Se sei un genitore di un bambino con autismo, questi consigli possono esserti utili.

 

Scopri di più sull’autismo

I genitori devono sforzarsi di comprendere meglio i disturbi dello spettro autistico (ASD) per poter soddisfare al meglio le esigenze dei loro figli. Riconoscere che l’autismo è una condizione gestibile è un primo passo fondamentale. È quindi utile che i genitori cerchino attivamente informazioni affidabili sull’ASD da diverse fonti, come siti web affidabili, libri e forum online.

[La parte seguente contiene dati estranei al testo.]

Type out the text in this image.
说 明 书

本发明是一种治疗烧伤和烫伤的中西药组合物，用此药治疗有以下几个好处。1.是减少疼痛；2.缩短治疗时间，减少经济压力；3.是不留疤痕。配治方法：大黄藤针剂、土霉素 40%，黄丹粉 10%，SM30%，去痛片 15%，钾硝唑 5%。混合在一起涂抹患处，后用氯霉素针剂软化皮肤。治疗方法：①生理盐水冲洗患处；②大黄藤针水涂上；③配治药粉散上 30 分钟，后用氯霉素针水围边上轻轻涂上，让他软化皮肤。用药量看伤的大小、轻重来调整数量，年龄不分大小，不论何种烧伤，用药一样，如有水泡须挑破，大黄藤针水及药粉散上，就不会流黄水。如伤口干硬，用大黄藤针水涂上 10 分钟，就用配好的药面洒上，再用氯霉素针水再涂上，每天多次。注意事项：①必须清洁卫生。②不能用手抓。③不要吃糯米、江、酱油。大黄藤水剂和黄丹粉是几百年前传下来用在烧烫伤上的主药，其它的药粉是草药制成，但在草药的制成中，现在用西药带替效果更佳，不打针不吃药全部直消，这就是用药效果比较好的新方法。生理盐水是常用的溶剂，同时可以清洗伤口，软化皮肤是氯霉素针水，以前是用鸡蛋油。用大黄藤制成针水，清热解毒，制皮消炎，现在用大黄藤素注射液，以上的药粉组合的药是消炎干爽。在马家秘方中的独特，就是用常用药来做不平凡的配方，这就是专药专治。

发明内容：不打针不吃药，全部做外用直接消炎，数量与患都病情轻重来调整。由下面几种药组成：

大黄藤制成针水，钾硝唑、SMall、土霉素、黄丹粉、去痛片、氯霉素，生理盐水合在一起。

Il contatto con altri genitori che hanno esperienza diretta delle sfide poste dall’autismo può fornire una visione e un sostegno preziosi. È fondamentale essere informati sui trattamenti e sugli interventi disponibili, in modo da poter decidere con cognizione di causa la linea d’azione migliore per tuo figlio.

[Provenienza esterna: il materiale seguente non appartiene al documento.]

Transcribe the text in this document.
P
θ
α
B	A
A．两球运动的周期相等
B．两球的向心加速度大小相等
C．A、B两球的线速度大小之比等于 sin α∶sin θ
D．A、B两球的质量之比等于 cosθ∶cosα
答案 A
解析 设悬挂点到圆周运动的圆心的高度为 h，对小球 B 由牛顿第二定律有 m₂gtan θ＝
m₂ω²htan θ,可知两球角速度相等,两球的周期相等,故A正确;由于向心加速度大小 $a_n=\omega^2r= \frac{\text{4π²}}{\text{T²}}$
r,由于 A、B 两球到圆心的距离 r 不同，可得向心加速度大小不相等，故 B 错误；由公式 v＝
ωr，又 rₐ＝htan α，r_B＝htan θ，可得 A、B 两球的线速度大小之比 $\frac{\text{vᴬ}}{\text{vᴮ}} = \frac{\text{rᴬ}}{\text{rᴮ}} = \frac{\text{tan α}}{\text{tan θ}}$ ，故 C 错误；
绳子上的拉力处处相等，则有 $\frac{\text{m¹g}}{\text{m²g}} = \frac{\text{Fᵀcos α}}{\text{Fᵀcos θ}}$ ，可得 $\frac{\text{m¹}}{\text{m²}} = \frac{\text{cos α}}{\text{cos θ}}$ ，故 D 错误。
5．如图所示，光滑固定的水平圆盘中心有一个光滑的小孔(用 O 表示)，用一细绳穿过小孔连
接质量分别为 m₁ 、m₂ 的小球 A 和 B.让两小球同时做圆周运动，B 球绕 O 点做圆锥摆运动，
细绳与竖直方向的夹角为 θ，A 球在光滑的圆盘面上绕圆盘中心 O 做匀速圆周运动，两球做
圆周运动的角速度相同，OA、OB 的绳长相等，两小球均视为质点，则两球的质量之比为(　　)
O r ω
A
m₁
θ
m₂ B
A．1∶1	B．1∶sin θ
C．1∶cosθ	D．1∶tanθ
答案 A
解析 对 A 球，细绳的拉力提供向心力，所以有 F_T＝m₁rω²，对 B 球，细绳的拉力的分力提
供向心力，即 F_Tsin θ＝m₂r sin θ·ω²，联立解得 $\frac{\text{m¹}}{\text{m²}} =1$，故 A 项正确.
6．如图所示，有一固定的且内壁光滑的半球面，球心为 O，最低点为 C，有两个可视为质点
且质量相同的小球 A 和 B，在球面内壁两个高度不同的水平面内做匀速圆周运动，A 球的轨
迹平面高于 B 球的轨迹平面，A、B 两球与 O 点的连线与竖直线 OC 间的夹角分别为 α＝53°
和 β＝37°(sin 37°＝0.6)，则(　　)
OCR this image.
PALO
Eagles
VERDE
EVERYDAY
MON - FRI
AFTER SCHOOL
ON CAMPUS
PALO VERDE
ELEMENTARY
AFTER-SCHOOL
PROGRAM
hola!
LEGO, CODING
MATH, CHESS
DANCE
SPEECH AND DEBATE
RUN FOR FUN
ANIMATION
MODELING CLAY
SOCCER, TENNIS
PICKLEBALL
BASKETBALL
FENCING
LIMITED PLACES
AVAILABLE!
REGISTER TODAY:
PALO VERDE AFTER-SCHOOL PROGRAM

Rivolgendoti a professionisti del settore sanitario e a specialisti dell’autismo, potrai avere accesso ai consigli di un esperto in base alle esigenze specifiche di tuo figlio. Informandosi in modo proattivo e cercando supporto da fonti esperte, i genitori possono essere in grado di fornire la migliore assistenza e il miglior supporto possibile al proprio figlio autistico.

Diventa un esperto

È fondamentale capire a fondo cosa scatena il comportamento difficile o dirompente di tuo figlio autistico. Si tratta di esaminare una moltitudine di situazioni e interazioni per capire le sfumature di ciò che può provocare una reazione negativa da parte di tuo figlio. Ad esempio, tieni d’occhio le situazioni in cui potrebbero sentirsi sopraffatti, come le grandi riunioni sociali o gli ambienti rumorosi e affollati. Dovresti anche prestare attenzione ai momenti in cui sembrano ansiosi o frustrati, ad esempio quando si spostano da un’attività all’altra o da un luogo all’altro.

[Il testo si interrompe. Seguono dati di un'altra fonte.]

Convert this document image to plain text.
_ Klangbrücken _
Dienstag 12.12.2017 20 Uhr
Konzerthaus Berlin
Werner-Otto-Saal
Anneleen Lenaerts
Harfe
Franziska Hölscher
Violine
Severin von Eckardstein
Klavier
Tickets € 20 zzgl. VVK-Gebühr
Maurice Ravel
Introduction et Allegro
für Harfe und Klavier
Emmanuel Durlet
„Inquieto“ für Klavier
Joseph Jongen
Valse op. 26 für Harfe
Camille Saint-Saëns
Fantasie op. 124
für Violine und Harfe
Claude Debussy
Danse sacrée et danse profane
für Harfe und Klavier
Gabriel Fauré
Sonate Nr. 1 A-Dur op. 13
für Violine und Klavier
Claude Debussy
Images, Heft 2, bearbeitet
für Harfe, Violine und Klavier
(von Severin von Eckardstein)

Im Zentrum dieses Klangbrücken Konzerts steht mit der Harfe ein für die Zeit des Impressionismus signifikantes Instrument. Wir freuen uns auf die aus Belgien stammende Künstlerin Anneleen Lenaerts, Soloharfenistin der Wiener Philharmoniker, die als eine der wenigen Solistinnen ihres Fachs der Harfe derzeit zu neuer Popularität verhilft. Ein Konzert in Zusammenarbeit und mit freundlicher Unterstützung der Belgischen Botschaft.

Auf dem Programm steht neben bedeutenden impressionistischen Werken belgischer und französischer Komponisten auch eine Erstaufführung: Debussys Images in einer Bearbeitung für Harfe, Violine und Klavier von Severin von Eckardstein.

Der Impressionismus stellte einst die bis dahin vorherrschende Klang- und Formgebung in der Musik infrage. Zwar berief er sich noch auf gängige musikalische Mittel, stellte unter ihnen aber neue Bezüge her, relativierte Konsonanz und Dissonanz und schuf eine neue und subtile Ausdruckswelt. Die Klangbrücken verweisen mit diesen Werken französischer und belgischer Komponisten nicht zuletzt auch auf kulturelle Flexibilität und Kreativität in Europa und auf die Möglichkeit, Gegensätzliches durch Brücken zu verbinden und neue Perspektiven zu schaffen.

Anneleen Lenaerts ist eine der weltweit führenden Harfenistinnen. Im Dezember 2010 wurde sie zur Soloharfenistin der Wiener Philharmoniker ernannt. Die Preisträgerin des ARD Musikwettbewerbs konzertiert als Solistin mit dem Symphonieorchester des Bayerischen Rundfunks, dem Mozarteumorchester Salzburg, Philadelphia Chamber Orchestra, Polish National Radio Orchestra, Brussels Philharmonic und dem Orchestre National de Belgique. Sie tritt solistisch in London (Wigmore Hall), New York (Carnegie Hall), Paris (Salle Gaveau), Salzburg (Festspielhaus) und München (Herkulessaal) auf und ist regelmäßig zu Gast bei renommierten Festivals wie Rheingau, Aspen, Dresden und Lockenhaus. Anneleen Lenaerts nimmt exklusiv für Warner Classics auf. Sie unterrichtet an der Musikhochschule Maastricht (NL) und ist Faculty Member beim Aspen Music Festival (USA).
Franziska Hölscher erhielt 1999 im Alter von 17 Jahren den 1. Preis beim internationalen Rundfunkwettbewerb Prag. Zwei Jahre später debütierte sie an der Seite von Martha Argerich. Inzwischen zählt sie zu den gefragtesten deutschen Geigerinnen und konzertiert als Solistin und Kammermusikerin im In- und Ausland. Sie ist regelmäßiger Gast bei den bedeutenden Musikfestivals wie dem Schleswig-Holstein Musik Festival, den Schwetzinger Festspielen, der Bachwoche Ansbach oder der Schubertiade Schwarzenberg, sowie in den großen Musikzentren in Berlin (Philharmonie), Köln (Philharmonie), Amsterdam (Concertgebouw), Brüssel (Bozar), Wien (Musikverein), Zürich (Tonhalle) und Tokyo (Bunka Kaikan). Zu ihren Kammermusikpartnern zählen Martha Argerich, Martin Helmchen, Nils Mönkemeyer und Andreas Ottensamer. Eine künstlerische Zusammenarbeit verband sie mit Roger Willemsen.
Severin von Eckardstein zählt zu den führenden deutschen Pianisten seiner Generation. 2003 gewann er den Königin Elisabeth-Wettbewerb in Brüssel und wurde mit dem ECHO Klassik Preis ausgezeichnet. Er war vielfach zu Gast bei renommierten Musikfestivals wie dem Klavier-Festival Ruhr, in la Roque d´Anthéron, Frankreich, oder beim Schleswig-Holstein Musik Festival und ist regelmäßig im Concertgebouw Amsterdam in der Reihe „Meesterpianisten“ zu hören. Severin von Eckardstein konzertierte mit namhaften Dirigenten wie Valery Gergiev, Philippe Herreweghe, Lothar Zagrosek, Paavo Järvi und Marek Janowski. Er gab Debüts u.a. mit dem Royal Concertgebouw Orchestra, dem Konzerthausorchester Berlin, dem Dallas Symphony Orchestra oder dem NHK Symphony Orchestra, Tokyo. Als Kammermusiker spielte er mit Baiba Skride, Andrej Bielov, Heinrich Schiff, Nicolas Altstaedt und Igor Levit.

  • Allo stesso tempo, è altrettanto importante imparare a suscitare risposte positive da parte di tuo figlio. L’obiettivo è quello di concentrarsi sui casi in cui reagiscono positivamente e di capire cosa contribuisce a queste reazioni. Ad esempio, nota le attività o gli ambienti in cui sembrano più rilassati e impegnati e cerca di riprodurre queste condizioni per quanto possibile.

 

  • Prenditi il tempo necessario per identificare i fattori di stress, le paure e i disagi che potrebbero contribuire alle loro difficoltà. Può trattarsi di situazioni specifiche, di certe consistenze o sensazioni, o anche di piccoli cambiamenti nella routine quotidiana. Comprendendo questi aspetti, potrai proporre soluzioni che portino conforto e piacere al tuo bambino. Ad esempio, potresti scoprire che i vestiti con etichette fastidiose li trovano scomodi, quindi puoi optare per vestiti senza etichette per alleviare il loro disagio.

 

  • Esplora strategie creative per affrontare le difficoltà di tuo figlio. Questo può comportare la creazione di routine visive o sistemi di ricompensa per incoraggiare i comportamenti positivi, oppure l’introduzione di attività sensoriali calmanti per i periodi di sovraccarico sensoriale. Trovando approcci adatti alle sue esigenze individuali, puoi aiutare tuo figlio a superare le difficoltà in modo positivo e costruttivo.

 

  • Infine, attraverso un’osservazione proattiva e un intervento ponderato, puoi davvero aiutare tuo figlio a gestire il suo comportamento e ottenere risultati positivi a lungo termine. Investendo tempo ed energia in una comprensione approfondita delle loro esperienze ed esigenze uniche, contribuisci a creare un ambiente stimolante e nutriente che favorisce la loro crescita e il loro sviluppo generale.

 

Essere un osservatore

In qualità di genitore di un bambino autistico, è fondamentale essere consapevoli dei vari segnali e azioni non verbali che il bambino utilizza per comunicare le sue esigenze. Questi segnali possono manifestarsi in molti modi, da suoni sottili a gesti distinti ed espressioni facciali. Ad esempio, il bambino può emettere suoni diversi per esprimere fame, disagio o eccitazione. Ascoltando attivamente e prestando attenzione a questi suoni, puoi farti un’idea del loro stato emotivo e dei loro bisogni immediati.

Inoltre, osserva i gesti e le espressioni facciali di tuo figlio, perché spesso forniscono preziosi indizi sui suoi desideri e sulle sue preferenze. Ad esempio, se il tuo bambino raggiunge un oggetto specifico o indica qualcosa che desidera, indica che è interessato o che lo vuole. Allo stesso modo, le loro espressioni facciali possono trasmettere un’intera gamma di emozioni, come gioia, frustrazione o soddisfazione. Osservando con attenzione questi segnali non verbali, puoi capire cosa sta cercando di comunicare tuo figlio e reagire di conseguenza.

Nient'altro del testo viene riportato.